There are a number of blogs and articles that explain strategies that resident birds (like chickadees) have for staying warm during the cold season (feathers, food, shelter, etc.), but for most birds, survival means leaving town.
You'll find a few of the popular winter destinations for migratory songbirds from the United States listed below with a few highlighted species. Feel free to comment and add more!
Northern United States (lower 48)
Northern shrike migrates from summer range in Alaska/Canada to the winter range in the northern United States (lower 48). This photo Northern Shrike (Lanius excubitor) is copyright (c) 2013 Larry McGahey and made available under a CC BY-NC-ND 2.0 license.
Southern United States
Winter range of the ruby-crowned kinglet includes the southern United States and Central America. This photo is courtesy of Peter Pearsall, USFWS.
The winter range of yellow-rumped warblers includes the southern United States and Central America. This photo is courtesy of Peter Pearsall, USFWS.
Wilson's warbler spends the winter in Central America from the western United States and Canada. This photo is courtesy of Lisa Hupp, USFWS.
Common yellowthroat migrates from Canada and United States to its winter range in Central America. This photo is courtesy of Bill Thompson, USFWS.
Scarlet tanagers fly across the Gulf of Mexico from their breeding grounds in eastern North America to wintering grounds in South America. This photo Scarlet Tanager is copyright (c) 2013 Matt Stratmoen and made available under a CC BY-NC-ND 2.0 license.
Black-throated green warblers migrate to the Caribbean and parts of Central America for the winter. This photo Black-throated Green Warbler is copyright (c) 2013 Matt Stratmoen and made available under a CC BY-NC-ND 2.0 license.
No matter where these birds travel to for winter, we want to make sure they have a healthy home when they get there.

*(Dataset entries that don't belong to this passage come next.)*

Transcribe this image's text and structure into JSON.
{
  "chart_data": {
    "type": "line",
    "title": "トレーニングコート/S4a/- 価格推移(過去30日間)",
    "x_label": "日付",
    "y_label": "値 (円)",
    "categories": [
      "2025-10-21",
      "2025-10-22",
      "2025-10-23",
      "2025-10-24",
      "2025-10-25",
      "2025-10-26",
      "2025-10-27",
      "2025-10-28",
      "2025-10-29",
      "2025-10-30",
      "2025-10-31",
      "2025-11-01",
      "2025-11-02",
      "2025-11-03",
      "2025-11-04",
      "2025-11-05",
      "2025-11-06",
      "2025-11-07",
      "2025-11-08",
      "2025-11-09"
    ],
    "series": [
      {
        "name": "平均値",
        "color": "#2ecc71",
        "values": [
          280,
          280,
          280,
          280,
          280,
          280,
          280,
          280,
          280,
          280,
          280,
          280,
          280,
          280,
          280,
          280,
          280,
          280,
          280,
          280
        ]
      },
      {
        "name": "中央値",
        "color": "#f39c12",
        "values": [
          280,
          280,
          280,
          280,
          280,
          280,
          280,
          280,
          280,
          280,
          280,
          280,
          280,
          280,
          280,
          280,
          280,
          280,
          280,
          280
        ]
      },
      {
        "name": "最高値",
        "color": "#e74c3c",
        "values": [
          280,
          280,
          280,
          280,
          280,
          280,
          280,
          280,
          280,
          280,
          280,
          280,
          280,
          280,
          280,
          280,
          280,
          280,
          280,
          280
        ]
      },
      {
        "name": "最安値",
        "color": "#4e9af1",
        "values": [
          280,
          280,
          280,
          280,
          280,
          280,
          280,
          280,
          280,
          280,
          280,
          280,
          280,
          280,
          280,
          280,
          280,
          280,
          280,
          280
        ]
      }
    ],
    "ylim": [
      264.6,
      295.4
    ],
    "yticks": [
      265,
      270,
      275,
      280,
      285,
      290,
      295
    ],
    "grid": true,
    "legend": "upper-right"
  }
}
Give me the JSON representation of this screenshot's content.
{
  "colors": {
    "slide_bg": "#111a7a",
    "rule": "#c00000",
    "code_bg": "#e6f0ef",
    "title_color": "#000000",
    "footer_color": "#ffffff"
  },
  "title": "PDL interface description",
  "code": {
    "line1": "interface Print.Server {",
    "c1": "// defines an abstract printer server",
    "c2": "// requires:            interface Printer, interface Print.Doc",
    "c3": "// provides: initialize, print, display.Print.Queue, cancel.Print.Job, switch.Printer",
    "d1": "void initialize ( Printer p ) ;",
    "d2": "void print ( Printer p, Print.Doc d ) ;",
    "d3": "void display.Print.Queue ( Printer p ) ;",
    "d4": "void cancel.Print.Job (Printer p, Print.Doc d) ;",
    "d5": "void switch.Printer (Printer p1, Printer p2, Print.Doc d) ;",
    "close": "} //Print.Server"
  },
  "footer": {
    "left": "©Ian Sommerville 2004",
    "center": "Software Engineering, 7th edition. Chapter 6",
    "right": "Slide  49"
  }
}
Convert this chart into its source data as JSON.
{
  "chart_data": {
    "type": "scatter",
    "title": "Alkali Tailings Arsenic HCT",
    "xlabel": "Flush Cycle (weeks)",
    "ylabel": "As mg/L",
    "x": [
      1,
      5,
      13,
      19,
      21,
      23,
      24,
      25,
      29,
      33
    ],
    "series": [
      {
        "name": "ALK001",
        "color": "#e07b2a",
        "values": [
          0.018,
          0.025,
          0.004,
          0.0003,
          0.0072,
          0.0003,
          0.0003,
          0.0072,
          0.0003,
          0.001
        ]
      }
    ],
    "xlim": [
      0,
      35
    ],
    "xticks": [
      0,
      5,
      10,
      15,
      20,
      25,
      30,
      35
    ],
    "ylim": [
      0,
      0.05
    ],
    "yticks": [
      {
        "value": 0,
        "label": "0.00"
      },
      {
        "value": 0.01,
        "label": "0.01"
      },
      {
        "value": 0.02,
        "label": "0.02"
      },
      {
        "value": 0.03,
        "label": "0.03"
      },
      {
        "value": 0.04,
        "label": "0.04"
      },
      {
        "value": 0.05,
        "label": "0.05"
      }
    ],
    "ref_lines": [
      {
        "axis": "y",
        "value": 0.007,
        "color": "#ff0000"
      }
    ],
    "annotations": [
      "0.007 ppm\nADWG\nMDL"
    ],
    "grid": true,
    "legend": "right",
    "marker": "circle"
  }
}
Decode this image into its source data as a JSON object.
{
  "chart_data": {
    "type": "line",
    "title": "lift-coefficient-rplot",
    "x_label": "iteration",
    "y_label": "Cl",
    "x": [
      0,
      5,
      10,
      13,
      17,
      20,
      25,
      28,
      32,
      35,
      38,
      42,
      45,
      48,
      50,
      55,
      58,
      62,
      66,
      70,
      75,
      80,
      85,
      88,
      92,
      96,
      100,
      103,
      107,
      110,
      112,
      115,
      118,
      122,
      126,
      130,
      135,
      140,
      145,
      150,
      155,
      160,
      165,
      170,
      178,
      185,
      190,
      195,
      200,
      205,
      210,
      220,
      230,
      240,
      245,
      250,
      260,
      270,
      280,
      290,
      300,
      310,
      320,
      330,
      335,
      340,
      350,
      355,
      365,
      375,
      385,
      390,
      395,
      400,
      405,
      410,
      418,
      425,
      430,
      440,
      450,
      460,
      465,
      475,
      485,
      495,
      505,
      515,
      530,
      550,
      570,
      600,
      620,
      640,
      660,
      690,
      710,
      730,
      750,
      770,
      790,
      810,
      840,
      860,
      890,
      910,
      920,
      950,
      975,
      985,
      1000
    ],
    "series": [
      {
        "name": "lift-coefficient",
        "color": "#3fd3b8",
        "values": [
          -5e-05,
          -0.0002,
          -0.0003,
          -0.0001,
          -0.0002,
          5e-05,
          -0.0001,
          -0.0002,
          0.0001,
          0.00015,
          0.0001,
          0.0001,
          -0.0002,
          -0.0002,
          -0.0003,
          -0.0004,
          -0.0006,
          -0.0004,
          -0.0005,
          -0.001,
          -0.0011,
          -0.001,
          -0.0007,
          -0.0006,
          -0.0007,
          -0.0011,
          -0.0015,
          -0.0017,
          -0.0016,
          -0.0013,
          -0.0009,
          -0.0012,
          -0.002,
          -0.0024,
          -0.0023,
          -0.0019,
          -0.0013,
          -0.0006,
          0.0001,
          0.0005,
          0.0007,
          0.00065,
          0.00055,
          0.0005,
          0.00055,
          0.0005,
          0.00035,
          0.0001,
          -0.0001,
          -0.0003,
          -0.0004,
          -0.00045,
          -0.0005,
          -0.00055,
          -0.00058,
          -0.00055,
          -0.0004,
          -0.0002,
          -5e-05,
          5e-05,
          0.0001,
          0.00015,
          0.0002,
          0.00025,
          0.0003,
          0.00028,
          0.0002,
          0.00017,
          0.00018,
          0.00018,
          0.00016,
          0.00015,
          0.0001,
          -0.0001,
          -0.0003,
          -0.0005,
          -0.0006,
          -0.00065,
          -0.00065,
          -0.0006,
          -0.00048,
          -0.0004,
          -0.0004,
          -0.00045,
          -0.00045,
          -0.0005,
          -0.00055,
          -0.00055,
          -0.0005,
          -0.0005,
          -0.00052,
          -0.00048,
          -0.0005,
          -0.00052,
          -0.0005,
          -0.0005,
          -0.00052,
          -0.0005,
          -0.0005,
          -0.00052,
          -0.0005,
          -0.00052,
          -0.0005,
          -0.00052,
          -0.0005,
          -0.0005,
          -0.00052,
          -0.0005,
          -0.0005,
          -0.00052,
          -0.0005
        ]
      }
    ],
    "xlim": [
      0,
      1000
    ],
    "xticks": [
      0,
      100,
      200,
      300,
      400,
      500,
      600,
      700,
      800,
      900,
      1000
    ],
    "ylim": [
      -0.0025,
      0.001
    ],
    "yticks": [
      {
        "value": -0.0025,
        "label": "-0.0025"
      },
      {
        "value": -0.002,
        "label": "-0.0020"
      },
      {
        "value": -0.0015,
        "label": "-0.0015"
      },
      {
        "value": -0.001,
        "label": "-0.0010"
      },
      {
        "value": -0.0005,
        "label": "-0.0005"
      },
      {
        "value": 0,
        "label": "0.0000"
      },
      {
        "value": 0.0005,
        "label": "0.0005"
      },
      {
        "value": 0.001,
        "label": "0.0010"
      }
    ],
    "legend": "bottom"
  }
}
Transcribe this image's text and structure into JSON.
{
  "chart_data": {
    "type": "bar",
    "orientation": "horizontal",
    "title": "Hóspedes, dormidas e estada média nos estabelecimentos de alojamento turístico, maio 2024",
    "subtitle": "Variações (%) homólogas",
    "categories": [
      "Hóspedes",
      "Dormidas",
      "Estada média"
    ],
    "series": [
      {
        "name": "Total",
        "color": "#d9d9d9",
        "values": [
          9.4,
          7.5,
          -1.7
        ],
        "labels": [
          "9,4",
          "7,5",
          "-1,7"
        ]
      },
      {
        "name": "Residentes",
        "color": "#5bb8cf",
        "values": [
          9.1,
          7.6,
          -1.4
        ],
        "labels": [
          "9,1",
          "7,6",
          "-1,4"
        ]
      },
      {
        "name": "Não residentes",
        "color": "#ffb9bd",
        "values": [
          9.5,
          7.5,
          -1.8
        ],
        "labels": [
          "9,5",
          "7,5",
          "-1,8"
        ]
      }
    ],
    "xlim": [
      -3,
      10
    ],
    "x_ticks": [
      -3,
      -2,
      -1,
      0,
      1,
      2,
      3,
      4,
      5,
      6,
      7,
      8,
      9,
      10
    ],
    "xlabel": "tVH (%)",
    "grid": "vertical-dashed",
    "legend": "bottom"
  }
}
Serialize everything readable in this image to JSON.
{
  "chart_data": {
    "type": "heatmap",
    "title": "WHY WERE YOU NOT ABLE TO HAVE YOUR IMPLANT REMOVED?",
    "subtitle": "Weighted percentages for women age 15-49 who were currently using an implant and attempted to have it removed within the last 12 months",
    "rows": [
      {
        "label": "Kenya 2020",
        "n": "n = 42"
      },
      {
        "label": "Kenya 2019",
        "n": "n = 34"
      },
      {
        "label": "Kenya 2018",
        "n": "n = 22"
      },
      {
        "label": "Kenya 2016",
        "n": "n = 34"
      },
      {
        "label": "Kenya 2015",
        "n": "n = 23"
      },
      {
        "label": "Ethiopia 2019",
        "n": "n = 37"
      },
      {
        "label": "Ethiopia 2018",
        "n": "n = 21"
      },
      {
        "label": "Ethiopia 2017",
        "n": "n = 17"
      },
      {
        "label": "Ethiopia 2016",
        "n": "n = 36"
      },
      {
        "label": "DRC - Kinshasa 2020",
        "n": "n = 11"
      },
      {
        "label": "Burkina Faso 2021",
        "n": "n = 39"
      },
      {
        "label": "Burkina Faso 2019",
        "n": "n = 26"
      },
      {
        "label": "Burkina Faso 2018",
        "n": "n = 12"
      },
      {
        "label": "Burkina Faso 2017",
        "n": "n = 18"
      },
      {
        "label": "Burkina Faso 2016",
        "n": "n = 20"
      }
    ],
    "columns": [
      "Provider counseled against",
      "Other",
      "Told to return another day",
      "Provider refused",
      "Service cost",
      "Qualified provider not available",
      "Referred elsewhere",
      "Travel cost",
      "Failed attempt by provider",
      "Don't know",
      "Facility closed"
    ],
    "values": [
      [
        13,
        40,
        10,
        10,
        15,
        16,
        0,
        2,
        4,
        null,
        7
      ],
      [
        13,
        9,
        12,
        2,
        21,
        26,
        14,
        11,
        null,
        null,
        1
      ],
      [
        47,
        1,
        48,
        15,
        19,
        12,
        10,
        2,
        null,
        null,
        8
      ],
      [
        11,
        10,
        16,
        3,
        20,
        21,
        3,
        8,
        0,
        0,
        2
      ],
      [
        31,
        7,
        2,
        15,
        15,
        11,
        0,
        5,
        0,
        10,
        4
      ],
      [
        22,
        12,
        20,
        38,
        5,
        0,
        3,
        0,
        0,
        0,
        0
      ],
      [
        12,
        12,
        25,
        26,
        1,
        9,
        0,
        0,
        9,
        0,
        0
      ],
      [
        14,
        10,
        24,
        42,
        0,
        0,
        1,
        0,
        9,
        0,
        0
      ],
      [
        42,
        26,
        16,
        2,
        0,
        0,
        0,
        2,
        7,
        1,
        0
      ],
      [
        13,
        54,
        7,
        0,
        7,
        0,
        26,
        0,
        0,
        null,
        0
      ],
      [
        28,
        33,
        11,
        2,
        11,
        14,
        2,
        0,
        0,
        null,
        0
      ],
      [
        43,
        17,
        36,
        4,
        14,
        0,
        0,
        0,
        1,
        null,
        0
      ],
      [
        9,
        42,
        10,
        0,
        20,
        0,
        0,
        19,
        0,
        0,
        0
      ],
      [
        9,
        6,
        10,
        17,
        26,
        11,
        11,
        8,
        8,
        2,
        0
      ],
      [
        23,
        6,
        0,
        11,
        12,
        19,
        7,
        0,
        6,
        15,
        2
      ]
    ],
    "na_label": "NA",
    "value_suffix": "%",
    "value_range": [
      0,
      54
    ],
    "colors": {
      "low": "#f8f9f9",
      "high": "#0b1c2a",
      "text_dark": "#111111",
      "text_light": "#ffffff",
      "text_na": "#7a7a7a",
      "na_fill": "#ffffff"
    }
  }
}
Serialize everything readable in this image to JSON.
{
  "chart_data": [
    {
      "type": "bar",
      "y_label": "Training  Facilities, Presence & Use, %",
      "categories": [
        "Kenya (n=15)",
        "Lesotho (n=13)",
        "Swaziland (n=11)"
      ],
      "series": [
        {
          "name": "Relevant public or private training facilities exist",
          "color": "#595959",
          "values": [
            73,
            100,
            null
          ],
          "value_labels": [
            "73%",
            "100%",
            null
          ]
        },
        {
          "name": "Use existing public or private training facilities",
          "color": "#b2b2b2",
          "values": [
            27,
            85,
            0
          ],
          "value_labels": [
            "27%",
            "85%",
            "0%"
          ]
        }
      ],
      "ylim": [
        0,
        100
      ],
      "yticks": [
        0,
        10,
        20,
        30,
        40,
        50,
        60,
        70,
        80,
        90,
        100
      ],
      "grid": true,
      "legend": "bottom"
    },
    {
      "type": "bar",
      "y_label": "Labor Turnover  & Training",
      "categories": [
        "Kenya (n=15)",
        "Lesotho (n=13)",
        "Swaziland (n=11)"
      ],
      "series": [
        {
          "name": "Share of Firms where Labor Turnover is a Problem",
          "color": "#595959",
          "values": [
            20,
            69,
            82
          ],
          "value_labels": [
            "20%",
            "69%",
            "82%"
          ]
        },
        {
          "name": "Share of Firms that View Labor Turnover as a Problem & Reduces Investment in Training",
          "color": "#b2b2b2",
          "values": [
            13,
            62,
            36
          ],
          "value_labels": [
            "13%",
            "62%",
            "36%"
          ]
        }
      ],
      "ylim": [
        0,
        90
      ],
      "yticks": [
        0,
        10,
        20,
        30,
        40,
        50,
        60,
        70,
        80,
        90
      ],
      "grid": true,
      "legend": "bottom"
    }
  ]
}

One way we accomplish this is through our Neotropical Migratory Bird Conservation Act (NMBCA, or neotrop) grant program. Neotropical birds spend part of the year in the U.S. and Canada, and spend the winter in more southern climes (“neo” means “new”, as in New World, or the Americas).
These grants support projects to conserve migratory bird habitat and educate in local communities in Latin America and the Caribbean (as well as the U.S. and Canada). For number nerds, that’s over $50 million in grants, for nearly 500 projects, with partners in 36 countries!
If you can’t make it to Latin America, not to worry. There are bird festivals across the United States that highlight wintering birds at local National Wildlife Refuges.
This year marks the Centennial of the first Migratory Bird Treaty, and you can expect many celebratory events in 2016.
SO even if you aren’t taking a tropical vacation this winter, you may take some comfort in knowing that some of your favorite summer birds are doing it for you.